Srini Vudayagiri, Investment Director at Peepul Capital, said that last year was one of frenzied activity, excess, and exuberance. He felt the strong FOMO (fear of missing out) mentality was leading people astray.

He added:

The ‘Uber for X’ model was simply exploding everywhere. Basic business models were blind-sided; startups were invested in on the basis of PhDs or degrees. I remember being one of the odd ones for asking basic unit economics and models. Today, this is what seems to be driving investments.

Dirty business of laundry

In 2015, on-demand laundry sector was filled with startups looking to organise the unorganised services. But a year down the line, only a few have stood the test of time. After Wassup acquired Chammak in November 2015, Housejoy acquired My Wash in February 2016.

Satyam Mishra, Co-founder of Urban Dhobi, told YourStory that in 2015 alone, over 20 on-demand laundry startups entered the market. He added:

Laundry is a necessary evil, and even during recession, people will not stop washing their existing clothes.

The laundry market even today is a highly unorganised sector. If you look at the reports, the numbers seem very lucrative. A report by Euromonitor suggests that the unorganised laundry sector is worth Rs 2,00,000 crore in India.

And only five percent of the market is organised. It was one of the most important sectors (along with food tech and logistics) that received massive investor love last year.

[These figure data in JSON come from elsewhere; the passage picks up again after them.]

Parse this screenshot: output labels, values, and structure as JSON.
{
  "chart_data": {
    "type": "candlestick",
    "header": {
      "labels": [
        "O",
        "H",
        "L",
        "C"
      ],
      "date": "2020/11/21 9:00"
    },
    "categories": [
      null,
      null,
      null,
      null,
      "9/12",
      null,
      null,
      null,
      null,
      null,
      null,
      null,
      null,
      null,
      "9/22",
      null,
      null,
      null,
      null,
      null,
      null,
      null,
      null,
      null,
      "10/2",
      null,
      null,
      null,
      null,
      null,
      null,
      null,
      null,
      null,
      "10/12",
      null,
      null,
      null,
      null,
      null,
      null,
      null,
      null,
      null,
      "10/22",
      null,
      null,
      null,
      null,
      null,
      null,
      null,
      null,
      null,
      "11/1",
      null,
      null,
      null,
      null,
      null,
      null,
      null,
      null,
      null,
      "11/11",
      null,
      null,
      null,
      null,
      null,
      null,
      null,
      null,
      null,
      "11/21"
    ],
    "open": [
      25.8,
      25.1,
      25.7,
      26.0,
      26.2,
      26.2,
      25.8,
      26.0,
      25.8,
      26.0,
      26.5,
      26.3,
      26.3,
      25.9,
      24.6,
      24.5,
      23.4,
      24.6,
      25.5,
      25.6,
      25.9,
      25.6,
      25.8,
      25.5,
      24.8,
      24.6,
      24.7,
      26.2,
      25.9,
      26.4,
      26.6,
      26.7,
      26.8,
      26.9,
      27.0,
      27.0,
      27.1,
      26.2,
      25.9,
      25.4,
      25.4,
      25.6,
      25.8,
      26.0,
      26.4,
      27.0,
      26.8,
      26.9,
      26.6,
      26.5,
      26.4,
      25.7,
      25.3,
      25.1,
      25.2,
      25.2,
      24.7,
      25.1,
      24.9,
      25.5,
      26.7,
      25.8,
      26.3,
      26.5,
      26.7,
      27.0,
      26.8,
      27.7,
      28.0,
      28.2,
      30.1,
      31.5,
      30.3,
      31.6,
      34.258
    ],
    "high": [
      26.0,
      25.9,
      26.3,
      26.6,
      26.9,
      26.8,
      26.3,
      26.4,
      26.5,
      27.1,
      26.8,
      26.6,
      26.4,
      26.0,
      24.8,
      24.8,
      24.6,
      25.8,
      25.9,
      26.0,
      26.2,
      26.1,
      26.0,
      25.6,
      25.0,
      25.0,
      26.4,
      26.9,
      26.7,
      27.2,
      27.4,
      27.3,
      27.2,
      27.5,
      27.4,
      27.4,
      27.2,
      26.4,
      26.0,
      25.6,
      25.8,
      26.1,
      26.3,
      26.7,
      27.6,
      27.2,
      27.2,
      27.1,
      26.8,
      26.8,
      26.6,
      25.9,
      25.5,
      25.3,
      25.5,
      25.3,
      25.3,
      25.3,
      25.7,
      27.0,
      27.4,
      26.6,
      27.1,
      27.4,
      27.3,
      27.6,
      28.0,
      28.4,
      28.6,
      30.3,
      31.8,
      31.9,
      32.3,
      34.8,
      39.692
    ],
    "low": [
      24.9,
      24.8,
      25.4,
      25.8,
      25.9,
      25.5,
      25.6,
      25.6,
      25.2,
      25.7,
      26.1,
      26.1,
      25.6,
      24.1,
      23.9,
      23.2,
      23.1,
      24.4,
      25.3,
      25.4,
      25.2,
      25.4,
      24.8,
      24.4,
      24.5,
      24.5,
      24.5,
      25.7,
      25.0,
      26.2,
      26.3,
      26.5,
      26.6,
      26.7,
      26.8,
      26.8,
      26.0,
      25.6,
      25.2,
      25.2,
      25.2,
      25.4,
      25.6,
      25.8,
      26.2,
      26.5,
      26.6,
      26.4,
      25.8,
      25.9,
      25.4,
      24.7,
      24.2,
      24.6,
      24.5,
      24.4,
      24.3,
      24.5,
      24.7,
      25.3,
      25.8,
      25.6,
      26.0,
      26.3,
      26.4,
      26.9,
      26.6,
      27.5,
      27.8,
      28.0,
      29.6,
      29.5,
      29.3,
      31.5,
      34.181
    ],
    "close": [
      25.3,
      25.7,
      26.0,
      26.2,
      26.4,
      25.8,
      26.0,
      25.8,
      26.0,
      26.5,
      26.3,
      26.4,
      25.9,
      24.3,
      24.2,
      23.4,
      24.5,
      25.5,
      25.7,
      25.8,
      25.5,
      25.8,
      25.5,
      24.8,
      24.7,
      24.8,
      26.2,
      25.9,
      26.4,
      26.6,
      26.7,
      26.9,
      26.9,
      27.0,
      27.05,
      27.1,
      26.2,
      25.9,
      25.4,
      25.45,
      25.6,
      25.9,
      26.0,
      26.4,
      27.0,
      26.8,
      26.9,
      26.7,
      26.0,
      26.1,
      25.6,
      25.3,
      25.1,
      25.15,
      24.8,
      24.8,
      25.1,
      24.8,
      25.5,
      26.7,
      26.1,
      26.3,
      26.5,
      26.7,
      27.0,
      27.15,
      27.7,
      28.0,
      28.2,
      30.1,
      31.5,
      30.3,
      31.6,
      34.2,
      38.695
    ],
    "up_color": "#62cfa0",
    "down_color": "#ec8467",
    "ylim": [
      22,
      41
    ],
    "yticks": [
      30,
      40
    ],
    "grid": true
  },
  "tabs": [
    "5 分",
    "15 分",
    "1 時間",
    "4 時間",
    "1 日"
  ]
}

So what has changed within a year?

One of the biggest challenges for online laundry marketplaces is consistency of services. Experts believe that the market currently is dominated by local dhobis, maids and dry cleaners. This makes it difficult to attract skilled labour and bring the consistency to ensure customer satisfaction.

Also, the unit economics of the model just don't work out, especially if you take customer acquisition costs into account (as Abhinav mentioned above). Balachandar R, Founder and CEO of Wassup, noted that the industry backend for laundry services is quite underdeveloped.

This means that startups and founders need to put in consistent efforts to ensure that the entire ecosystem goes through a sea of change to achieve further efficiency. Thus, aggregation alone cannot be the answer.